Rebooting Servers in a Controlled Manner


This page contains a script that is designed to handle the rebooting and monitoring of servers, regardless of OS. It performs the following:

  1. Sends a reboot command to the target
  2. Waits a specified amount of time for the server to go down
  3. Waits until the RSCD Agent is back and running, performing a query every X minutes for Y amount of times.

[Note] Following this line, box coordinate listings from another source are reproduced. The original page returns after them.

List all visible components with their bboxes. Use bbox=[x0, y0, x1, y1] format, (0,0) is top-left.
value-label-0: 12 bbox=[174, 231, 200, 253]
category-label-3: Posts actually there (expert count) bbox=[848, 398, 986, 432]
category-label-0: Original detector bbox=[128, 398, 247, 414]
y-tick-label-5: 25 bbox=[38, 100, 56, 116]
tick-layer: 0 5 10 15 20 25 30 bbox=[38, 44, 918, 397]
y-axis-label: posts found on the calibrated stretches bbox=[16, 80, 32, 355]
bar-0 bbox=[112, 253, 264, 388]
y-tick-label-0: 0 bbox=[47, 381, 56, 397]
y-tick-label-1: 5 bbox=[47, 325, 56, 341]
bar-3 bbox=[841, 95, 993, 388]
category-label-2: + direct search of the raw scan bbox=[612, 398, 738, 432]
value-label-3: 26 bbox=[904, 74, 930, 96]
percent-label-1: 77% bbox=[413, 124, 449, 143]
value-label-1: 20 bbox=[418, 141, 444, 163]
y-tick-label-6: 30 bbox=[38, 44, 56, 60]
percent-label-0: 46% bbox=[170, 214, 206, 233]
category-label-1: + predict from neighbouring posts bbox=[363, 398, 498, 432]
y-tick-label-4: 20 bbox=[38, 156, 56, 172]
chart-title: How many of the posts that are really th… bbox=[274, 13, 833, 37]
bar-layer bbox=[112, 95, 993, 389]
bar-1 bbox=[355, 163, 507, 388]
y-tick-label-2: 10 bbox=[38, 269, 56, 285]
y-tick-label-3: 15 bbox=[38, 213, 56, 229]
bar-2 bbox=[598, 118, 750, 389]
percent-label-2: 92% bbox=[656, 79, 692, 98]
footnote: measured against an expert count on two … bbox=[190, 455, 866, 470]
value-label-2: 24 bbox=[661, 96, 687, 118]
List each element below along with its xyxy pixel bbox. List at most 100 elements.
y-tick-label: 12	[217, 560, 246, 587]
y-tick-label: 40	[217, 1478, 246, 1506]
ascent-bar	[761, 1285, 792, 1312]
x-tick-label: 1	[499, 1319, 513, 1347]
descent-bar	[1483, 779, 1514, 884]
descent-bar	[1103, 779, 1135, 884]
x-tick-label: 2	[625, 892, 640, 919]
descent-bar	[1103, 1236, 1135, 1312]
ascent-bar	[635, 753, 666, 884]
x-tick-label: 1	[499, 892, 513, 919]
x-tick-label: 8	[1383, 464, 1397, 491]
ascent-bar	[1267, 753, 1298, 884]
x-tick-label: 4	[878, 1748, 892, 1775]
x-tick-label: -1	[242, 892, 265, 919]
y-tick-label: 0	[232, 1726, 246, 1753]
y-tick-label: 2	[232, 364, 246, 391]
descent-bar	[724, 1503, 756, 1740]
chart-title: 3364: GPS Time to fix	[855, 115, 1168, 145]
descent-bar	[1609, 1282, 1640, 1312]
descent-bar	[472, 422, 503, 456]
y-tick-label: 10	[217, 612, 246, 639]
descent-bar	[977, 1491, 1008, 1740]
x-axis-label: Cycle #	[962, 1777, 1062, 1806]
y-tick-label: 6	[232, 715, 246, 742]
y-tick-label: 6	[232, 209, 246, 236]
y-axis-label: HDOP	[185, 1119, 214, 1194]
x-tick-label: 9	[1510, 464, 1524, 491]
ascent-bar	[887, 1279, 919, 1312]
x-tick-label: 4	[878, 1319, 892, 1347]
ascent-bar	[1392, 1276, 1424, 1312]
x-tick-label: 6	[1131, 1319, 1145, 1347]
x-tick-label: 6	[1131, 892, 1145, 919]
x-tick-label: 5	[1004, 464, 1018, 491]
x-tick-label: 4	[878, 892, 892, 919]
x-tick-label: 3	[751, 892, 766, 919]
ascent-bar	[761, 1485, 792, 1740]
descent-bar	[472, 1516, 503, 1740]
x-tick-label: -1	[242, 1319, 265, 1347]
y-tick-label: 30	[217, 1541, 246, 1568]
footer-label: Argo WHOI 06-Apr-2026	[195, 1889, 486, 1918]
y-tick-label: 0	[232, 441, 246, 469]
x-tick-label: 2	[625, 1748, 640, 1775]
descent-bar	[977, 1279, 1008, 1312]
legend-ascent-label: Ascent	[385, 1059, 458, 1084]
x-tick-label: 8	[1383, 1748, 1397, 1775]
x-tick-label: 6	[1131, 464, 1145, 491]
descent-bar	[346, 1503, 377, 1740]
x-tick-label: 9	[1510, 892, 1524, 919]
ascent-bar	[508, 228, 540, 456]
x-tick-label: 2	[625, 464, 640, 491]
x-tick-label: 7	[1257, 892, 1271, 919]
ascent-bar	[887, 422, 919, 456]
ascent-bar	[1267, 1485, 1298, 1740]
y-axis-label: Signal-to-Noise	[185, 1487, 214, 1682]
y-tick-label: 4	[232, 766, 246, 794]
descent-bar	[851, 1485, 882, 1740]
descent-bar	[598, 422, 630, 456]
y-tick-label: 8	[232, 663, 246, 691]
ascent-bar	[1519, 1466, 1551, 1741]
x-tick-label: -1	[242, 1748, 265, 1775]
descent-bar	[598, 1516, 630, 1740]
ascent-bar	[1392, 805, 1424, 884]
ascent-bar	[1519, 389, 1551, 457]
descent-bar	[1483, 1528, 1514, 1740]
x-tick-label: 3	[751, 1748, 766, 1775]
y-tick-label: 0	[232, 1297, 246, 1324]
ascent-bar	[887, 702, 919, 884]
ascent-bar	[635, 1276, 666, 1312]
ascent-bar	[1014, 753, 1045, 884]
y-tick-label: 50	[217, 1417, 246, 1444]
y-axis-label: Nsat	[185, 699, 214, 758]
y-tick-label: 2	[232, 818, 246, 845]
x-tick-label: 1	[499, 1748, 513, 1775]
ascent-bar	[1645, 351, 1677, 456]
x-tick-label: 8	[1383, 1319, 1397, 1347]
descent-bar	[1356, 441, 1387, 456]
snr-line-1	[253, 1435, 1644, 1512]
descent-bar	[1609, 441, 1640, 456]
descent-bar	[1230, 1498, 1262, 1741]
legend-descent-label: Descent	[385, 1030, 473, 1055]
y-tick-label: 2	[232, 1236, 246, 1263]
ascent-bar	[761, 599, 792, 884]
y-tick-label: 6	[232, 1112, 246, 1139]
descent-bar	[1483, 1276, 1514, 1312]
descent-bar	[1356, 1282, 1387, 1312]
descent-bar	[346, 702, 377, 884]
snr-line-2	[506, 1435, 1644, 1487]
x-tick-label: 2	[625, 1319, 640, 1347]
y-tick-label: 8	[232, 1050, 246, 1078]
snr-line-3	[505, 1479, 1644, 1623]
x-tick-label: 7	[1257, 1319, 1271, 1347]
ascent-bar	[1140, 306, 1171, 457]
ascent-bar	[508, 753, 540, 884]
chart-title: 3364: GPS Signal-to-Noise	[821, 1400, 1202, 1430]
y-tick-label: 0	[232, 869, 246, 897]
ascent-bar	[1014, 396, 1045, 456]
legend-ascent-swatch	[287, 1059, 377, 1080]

This script can be very useful in Batch Jobs where a series of events needs to be sequenced, and one of those events is a reboot. Simply sending a reboot command to the server is insufficient, since the RSCD Agent needs to be back up and running in order for further jobs to commence against the target.

Revision History

  • (1.0) Originally contributed to the BladeLogic Knowledge Base by Thomas Kraus
  • (1.1) Updated by Sean Berry to include the sleep statement inside the monitoring loop, timeouts set to 300s (5m), intervals set to 20s. Some debugging statements added.
  • (1.2) Updated by Bill Robinson to take reboot arguments for Solaris, Changed /dev/null for WinNT

Implementing

  1. In the Depot, create a new NSH Script using the code in the box below.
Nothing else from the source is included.